• Doctor
  • GP practice

The Grove Medical Centre

Overall: Good read more about inspection ratings

103-105 Grove Road, Walthamstow, London, E17 9BU 0844 445 2221

Provided and run by:
The Grove Medical Centre

All Inspections

28 August 2019

During an annual regulatory review

We reviewed the information available to us about The Grove Medical Centre on 28 August 2019. We did not find evidence of significant changes to the quality of service being provided since the last inspection. As a result, we decided not to inspect the surgery at this time. We will continue to monitor this information about this service throughout the year and may inspect the surgery when we see evidence of potential changes.

2 August 2017

During an inspection looking at part of the service

Letter from the Chief Inspector of General Practice

We carried out an announced comprehensive inspection at The Grove Medical Centre on 25 August 2016. The overall rating for the practice was requires improvement. Specifically they were rated as requires improvement for safe, caring and well-led, and good for effective and responsive. The full comprehensive report on the August 2016 inspection can be found by selecting the ‘all reports’ link for The Grove Medical Centre on our website at www.cqc.org.uk.
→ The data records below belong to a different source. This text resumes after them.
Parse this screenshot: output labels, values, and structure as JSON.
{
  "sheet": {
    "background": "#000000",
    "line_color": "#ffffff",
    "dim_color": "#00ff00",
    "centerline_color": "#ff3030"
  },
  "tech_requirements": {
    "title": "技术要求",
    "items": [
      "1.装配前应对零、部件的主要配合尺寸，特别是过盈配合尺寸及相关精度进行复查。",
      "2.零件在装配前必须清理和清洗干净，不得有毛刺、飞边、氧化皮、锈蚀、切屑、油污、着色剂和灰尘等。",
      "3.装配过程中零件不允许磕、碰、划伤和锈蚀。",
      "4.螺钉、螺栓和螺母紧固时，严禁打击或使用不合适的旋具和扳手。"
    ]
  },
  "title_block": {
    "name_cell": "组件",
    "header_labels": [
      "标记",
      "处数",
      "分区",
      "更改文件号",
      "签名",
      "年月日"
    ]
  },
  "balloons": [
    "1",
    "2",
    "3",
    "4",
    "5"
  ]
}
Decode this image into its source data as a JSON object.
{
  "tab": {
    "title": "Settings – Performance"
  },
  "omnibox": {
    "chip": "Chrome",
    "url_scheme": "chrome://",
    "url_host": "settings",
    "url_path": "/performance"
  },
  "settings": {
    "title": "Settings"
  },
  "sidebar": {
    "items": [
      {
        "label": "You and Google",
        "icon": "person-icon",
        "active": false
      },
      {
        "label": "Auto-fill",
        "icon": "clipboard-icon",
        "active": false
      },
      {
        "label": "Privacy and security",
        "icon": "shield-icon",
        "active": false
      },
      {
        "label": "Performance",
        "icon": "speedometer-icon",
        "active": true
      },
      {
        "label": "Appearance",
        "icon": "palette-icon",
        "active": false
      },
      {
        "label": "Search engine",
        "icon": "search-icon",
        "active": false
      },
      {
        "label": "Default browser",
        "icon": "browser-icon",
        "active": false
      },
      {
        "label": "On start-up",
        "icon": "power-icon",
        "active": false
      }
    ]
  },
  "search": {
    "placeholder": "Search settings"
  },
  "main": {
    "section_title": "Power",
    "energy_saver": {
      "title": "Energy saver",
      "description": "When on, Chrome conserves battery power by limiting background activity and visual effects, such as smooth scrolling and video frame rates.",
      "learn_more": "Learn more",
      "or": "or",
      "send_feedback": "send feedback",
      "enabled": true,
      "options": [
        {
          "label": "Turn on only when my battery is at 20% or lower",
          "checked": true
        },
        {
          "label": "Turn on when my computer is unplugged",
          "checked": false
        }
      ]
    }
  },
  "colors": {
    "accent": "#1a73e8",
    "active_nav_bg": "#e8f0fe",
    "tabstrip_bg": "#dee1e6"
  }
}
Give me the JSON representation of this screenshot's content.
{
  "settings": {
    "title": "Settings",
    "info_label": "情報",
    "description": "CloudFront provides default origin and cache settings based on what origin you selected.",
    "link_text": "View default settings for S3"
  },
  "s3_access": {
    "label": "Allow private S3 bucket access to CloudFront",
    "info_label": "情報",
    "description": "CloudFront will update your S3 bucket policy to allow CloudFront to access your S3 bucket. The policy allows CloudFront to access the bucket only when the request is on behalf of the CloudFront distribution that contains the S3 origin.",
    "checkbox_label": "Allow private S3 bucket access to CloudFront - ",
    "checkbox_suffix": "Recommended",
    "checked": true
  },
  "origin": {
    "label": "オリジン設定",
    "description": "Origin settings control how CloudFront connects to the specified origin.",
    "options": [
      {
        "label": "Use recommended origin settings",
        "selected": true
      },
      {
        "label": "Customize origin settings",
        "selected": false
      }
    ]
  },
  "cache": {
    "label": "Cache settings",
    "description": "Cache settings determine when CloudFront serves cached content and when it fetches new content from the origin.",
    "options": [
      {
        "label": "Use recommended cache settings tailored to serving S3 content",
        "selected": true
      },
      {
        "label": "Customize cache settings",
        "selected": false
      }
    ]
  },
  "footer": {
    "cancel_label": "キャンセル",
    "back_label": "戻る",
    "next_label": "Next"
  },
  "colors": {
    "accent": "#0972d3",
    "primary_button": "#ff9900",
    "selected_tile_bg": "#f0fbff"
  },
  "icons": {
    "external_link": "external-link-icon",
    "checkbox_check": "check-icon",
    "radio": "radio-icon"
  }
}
This inspection was an announced focused inspection carried out on 2 August 2017 to confirm that the practice had carried out their plan to meet the legal requirements in relation to the breaches in regulations that we identified in our previous inspection on 25 August 2016. This report covers our findings in relation to those requirements and also additional improvements made since our last inspection.

Overall the practice is now rated as good and the provision of safe, caring and well-led services are now also rated good.

Our key findings were as follows:

  • The recruitment process for all staff had been reviewed and all necessary employment checks were now being carried out.
  • Robust checks were now in place in accordance with requirements noted in the Legionella risk assessment.
  • Information was available to advise patients on how to make a complaint.
  • Complaints were now being investigated and learning outcomes shared with all relevant staff.
  • Fire training had now been competed by staff at a level appropriate to their role.
  • A comprehensive and up to date business continuity plan was now in place.
  • Carers were now being actively identified and supported where necessary.

Professor Steve Field (CBE FRCP FFPH FRCGP) 

Chief Inspector of General Practice

25 August 2016

During a routine inspection

Letter from the Chief Inspector of General Practice

We carried out an announced comprehensive inspection at The Grove Medical Centre on 25 August 2016. Overall the practice is rated as requires improvement.

Our key findings across all the areas we inspected were as follows:

  • Risks to patients were not effectively managed for example a legionella risk assessment was completed but the associated actions as a result had not been carried out.

  • Reception staff who acted as a chaperone did not have a disclosure and barring check (DBS) and there was no risk assessment carried out to mitigate risks associated with this, we did however see that these checks had recently been applied for.

  • There was an effective system in place for reporting and recording significant events.
  • Staff assessed patients’ needs and delivered care in line with current evidence based guidance. Staff had been trained to provide them with the skills, knowledge and experience to deliver effective care and treatment.
  • One reception staff member and one agency nurse did not have a reference on file.

  • The practice did not have a defibrillator on the premises at the start of our visit; however, we saw that one was purchased before the end of the inspection.

  • Staff had not received fire training.

  • The practice had low GP Survey Patient Survey scores and were not aware of the survey so plans were not put in place to improve the satisfaction scores.

  • There was no information displayed around the practice to inform patients of how to make complaints and learning from complaints was not systematically shared with staff members.

  • The practice had a business continuity plan, but this was not comprehensive or complete and did not include staff contact details.

  • Patients said they were treated with compassion, dignity and respect and they were involved in their care and decisions about their treatment.
  • Patients said they found it easy to make an appointment with a named GP and there was continuity of care, with urgent appointments available on the day.
  • The practice had good facilities and was well equipped to treat patients and meet their needs.
  • There was a clear leadership structure and staff felt supported by management. The practice proactively sought feedback from staff and patients, which it acted on.
  • The provider was aware of and complied with the requirements of the duty of candour.

The areas where the provider must make improvement are:

  • Ensure recruitment arrangements include all necessary employment checks for all staff.

  • Mitigate risk associated with not carrying out the actions highlighted in the legionella risk assessment.

  • Put plans in place to improve GP Patient Survey scores.

  • Display information advising patients on how they can make a complaint and ensure the learning and outcomes from complaints are shared with all relevant staff members.

  • Ensure all staff members complete fire training appropriate to their role.

The areas where the provider should make improvement are:

  • Maintain a comprehensive and up to date business continuity plan, with copies available off site.

  • Review systems for identifying carers to ensure appropriate support is provided to them.